Let the age of the first friend be $x$ years. The second friend's age is $(20 - x)$ years.
Four years ago, their ages were $(x - 4)$ and $(20 - x - 4) = (16 - x)$ years.
Product of ages four years ago: $(x - 4)(16 - x) = 48$.
$16x - x^2 - 64 + 4x = 48$.
$-x^2 + 20x - 112 = 0$.
Rewriting in standard form: $x^2 - 20x + 112 = 0$.
To check if the situation is possible, we find the discriminant $D = b^2 – 4ac$.
Here $a=1, b=-20, c=112$.
$D = (-20)^2 – 4(1)(112) = 400 – 448 = -48$.
Since $D < 0$ ($b^2 – 4ac < 0$), the equation has no real roots.
Therefore, the situation is not possible.

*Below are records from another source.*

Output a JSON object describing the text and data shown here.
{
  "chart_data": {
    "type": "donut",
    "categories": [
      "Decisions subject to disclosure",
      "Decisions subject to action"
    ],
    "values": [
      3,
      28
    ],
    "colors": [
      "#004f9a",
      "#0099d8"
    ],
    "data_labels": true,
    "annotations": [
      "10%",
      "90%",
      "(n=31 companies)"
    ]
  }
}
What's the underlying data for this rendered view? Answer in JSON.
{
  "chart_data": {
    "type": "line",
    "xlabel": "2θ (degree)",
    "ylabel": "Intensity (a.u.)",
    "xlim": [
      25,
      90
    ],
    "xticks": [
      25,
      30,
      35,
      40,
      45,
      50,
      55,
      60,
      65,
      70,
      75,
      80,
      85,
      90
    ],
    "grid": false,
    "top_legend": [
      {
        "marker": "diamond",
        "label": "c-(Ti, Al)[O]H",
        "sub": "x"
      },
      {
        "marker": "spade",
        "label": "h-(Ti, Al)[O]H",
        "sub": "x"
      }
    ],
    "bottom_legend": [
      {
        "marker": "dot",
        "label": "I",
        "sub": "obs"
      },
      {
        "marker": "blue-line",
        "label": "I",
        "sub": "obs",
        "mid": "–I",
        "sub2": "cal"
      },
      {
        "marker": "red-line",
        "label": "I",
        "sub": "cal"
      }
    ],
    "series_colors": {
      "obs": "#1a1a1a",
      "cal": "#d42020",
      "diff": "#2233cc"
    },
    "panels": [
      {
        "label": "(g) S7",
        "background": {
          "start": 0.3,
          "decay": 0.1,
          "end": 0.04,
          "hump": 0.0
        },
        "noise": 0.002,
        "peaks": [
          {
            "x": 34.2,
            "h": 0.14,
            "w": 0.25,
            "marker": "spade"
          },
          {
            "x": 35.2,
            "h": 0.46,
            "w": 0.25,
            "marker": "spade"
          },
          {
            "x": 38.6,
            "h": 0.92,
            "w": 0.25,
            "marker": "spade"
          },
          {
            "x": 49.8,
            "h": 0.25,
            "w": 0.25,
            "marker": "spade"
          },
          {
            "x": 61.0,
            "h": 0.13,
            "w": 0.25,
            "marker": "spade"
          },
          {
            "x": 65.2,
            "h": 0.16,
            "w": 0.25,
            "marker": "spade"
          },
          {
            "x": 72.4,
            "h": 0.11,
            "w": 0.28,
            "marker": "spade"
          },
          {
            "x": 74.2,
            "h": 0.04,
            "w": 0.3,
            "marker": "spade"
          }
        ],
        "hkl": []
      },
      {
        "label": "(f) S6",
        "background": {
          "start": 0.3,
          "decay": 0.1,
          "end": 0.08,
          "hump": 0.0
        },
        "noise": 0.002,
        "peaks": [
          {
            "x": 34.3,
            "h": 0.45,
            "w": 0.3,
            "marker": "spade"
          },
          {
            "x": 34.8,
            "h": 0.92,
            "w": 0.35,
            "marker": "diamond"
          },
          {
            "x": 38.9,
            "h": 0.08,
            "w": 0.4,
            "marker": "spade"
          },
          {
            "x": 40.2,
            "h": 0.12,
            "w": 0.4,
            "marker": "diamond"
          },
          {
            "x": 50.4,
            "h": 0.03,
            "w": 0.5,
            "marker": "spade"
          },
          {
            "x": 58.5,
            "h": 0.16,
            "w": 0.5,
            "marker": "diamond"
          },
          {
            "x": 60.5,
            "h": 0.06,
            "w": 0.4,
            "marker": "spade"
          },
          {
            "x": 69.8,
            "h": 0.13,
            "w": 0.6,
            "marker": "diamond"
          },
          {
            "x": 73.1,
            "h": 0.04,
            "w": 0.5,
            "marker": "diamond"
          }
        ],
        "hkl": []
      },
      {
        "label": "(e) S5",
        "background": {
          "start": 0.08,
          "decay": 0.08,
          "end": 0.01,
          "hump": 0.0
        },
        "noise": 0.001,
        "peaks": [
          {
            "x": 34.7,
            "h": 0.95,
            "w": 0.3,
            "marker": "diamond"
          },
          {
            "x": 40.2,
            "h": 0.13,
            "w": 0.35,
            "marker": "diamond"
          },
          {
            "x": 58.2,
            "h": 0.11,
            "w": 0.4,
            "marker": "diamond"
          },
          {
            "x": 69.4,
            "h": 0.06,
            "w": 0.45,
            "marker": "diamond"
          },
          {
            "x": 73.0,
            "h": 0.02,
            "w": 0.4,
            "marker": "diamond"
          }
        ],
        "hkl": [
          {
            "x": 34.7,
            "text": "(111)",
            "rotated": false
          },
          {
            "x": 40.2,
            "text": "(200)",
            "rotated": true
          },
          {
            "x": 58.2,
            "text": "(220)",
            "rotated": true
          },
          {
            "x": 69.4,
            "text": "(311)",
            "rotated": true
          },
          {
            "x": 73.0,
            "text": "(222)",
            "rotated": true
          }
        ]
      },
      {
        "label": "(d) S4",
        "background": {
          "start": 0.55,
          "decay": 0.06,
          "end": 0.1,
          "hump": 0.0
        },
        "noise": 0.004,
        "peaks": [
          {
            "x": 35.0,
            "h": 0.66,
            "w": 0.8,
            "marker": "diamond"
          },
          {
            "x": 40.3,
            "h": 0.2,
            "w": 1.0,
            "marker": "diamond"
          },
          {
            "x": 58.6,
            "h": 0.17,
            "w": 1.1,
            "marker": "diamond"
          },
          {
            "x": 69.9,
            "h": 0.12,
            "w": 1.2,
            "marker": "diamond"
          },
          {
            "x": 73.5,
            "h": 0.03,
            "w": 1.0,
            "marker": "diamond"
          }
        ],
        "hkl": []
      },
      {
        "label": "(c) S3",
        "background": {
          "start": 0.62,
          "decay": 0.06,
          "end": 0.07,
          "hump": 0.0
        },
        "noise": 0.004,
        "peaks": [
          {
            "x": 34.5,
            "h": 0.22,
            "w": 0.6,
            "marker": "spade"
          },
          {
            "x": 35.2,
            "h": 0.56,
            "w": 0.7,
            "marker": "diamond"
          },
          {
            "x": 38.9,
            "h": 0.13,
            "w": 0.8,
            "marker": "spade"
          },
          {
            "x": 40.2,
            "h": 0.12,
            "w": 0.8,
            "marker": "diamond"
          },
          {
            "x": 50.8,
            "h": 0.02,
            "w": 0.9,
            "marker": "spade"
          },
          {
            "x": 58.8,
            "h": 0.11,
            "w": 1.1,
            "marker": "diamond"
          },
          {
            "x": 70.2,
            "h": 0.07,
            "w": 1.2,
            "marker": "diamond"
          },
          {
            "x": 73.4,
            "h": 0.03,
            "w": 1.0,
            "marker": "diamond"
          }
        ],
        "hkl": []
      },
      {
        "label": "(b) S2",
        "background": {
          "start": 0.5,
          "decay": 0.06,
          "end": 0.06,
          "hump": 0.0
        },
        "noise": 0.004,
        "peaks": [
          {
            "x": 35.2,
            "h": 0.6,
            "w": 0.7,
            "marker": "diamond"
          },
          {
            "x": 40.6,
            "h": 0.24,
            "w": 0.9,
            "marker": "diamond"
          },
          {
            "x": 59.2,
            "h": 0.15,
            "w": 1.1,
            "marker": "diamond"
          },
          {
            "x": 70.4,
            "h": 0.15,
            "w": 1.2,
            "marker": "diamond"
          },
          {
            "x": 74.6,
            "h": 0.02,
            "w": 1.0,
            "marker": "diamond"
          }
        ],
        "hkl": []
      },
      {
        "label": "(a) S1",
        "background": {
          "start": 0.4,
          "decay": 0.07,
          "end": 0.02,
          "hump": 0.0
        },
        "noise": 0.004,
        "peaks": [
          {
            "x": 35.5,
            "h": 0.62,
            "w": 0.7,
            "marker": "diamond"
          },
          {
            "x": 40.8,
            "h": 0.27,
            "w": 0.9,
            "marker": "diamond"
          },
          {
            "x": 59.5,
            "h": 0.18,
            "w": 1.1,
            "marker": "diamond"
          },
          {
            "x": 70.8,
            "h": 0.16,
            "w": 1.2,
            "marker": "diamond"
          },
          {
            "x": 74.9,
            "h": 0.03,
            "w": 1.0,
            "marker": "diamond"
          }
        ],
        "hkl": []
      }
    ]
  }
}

Question 5: Is it possible to design a rectangular park of perimeter 80 m and area 400 m2? If so, find its length and breadth.

Solution-

Let the length be $l$ and breadth be $b$.
Perimeter $2(l + b) = 80$ m. $l + b = 40$. So, $b = 40 - l$.
Area $l \cdot b = 400$ m$^2$.
$l(40 - l) = 400$.
$40l - l^2 = 400$.
Rewriting in the standard form: $l^2 - 40l + 400 = 0$.
To check if the situation is possible, we find the discriminant $D = b^2 – 4ac$.
Here $a=1, b=-40, c=400$.
$D = (-40)^2 – 4(1)(400) = 1600 – 1600 = 0$.
Since $D = 0$, the equation has two equal real roots. Yes, it is possible.
The equal roots are $l = \frac{-b}{2a}$.
$l = \frac{-(-40)}{2(1)} = 20$ m.
Length $l = 20$ m.
Breadth $b = 40 - l = 40 - 20 = 20$ m.
The length is 20 m and the breadth is 20 m.